As she places the utensils in the dishwasher, I watch the wrinkles in her brow surface. I watch her cheeks flush when she looks at me, as if she knows something that I don’t.

“Mama, for awhile I only saw myself pregnant, like I was looking at myself through someone else’s eyes,” I say, feeling the need to explain. “Then the dreams changed. I felt a child moving and kicking and growing inside of me. But these last few weeks have been different. Sometimes I think that my stomach actually stretches in front of me to the point that I will explode and now there are boils that circle my stomach like a band.”

When I finish, my mother looks at a loss for words, her mouth hanging open, her eyes frozen in air. She turns away from me and plays with her fingers, her sign of nervousness. I sit at the kitchen table and replay the dreams in my head. In fact, I’m so consumed in my thoughts that I barely hear what my mother says to me.

“It’s James”-she says this just above a whisper-”It has to be.”

“I refuse to believe that,” I say.

“Lily, he’s been sick for a long time,” my mother says, as if I’m not aware of his condition. Uncle James is my favorite uncle, and the oldest of my mother’s four siblings. He had a mild heart attack three years back and then a second one a year ago that hit him so hard the doctors placed a fibulator in his chest. He’d just turned fifty-seven. 

I think about him as my mother moves across the floor in an aimless shuffle and returns items to the cabinets. I hear Uncle James’s deep, throaty laughter fill the kitchen. I hear him cracking jokes in his strong Southern accent, feel him picking me up as a child and squeezing me until I can’t breathe. And, I swear, as I look out the window I see him walking through the leaves in his cowboy boots, even though he doesn’t live in Cleveland, even though he’s ten hours away from me, even though he disappears with the blink of an eye. 

My mother stares out the window again. Her mouth tightens and falls about her lips; her brow creases. She and Uncle James have a special bond. He used to say that they shared the same soul, that even though they were six years apart it felt as though they’d been born right together. For awhile it was just the two of them until Aunt Mary and Aunt Jean were born. They are twins but look and act nothing alike. Aunt Mary is wide and audacious, Aunt Jean slender and modest. 

I think about how Uncle James never married or had children and how he lives only ten minutes away from Uncle Sammy, the baby brother. After Uncle James’s second attack, my mother had insisted on travelling to South Carolina to help him, even though Uncle Sammy was so close. My aunts lived about an hour away, but they were useless. Aunt Mary and Uncle James always fought. They didn’t even get along as kids. He said she was too critical of a person to share his genes. And, well, Aunt Jean was just too modest to hang around him. Uncle James made men blush with his candidness. He spent most of the hours of the day laughing and cracking jokes. I loved him for that.

His memory rolls over me as I watch my mother from across the room. She breathes carefully, slowly, almost systematically. 

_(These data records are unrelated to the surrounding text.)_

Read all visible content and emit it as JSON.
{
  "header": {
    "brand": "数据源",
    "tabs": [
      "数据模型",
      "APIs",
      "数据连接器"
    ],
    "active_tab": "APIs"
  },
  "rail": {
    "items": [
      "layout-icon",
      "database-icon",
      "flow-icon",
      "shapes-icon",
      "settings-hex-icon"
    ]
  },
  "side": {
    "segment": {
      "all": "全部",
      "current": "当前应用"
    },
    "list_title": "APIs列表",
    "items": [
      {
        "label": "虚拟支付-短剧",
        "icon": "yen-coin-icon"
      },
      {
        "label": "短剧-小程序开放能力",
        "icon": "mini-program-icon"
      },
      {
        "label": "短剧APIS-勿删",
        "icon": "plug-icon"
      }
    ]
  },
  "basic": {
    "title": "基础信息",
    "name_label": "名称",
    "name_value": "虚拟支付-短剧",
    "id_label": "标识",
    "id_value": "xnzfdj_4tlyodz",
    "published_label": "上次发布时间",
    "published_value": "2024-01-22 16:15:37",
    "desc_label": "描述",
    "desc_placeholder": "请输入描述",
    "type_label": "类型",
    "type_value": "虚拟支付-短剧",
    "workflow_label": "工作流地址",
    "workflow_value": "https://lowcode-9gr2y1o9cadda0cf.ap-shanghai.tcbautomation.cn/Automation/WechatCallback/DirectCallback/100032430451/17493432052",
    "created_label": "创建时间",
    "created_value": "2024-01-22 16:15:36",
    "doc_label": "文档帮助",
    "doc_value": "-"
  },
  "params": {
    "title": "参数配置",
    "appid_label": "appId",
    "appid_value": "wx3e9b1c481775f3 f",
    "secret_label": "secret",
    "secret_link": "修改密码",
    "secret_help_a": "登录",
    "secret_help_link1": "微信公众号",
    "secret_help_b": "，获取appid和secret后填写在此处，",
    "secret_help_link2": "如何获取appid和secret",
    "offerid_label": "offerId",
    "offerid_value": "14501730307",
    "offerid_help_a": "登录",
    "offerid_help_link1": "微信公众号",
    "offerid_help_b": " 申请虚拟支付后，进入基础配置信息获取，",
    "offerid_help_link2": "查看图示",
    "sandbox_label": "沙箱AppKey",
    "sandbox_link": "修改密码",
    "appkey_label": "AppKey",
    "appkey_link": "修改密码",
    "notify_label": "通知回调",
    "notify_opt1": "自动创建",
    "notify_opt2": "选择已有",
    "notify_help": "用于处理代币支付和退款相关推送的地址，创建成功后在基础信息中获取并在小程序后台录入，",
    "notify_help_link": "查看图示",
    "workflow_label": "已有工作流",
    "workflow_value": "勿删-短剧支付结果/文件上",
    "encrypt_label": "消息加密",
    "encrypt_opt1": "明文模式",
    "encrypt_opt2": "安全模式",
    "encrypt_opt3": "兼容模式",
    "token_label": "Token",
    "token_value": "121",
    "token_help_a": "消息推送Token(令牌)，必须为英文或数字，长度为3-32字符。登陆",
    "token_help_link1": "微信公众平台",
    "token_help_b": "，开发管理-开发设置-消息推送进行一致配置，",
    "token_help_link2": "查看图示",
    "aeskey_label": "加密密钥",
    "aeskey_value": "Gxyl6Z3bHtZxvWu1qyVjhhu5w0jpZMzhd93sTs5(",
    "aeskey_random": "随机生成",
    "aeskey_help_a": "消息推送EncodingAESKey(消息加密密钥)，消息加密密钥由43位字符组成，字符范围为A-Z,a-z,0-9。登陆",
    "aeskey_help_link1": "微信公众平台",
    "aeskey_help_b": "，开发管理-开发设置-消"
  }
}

“I’m sure it’s nothing,” I whisper. Then she looks at me but doesn’t say a word.

My mother updates herself everyday by asking me tons of questions: How long are your contractions? Has your water broken? Has the baby dropped? Her interrogations are so frequent that she makes me think I am pregnant, and she calls Uncle James more than usual, inquires about his health and makes sure that he’s eating right. Then she calls Uncle Sammy to confirm everything. I hate that I am the cause of her worry.

Tonight I sleep with two Bibles at each foot of my bed and a cross on my lamp table. I lie in bed with the sheets pulled up close to my neck, whisper a silent prayer, and close my eyes. I take a deep breath and fall asleep within minutes...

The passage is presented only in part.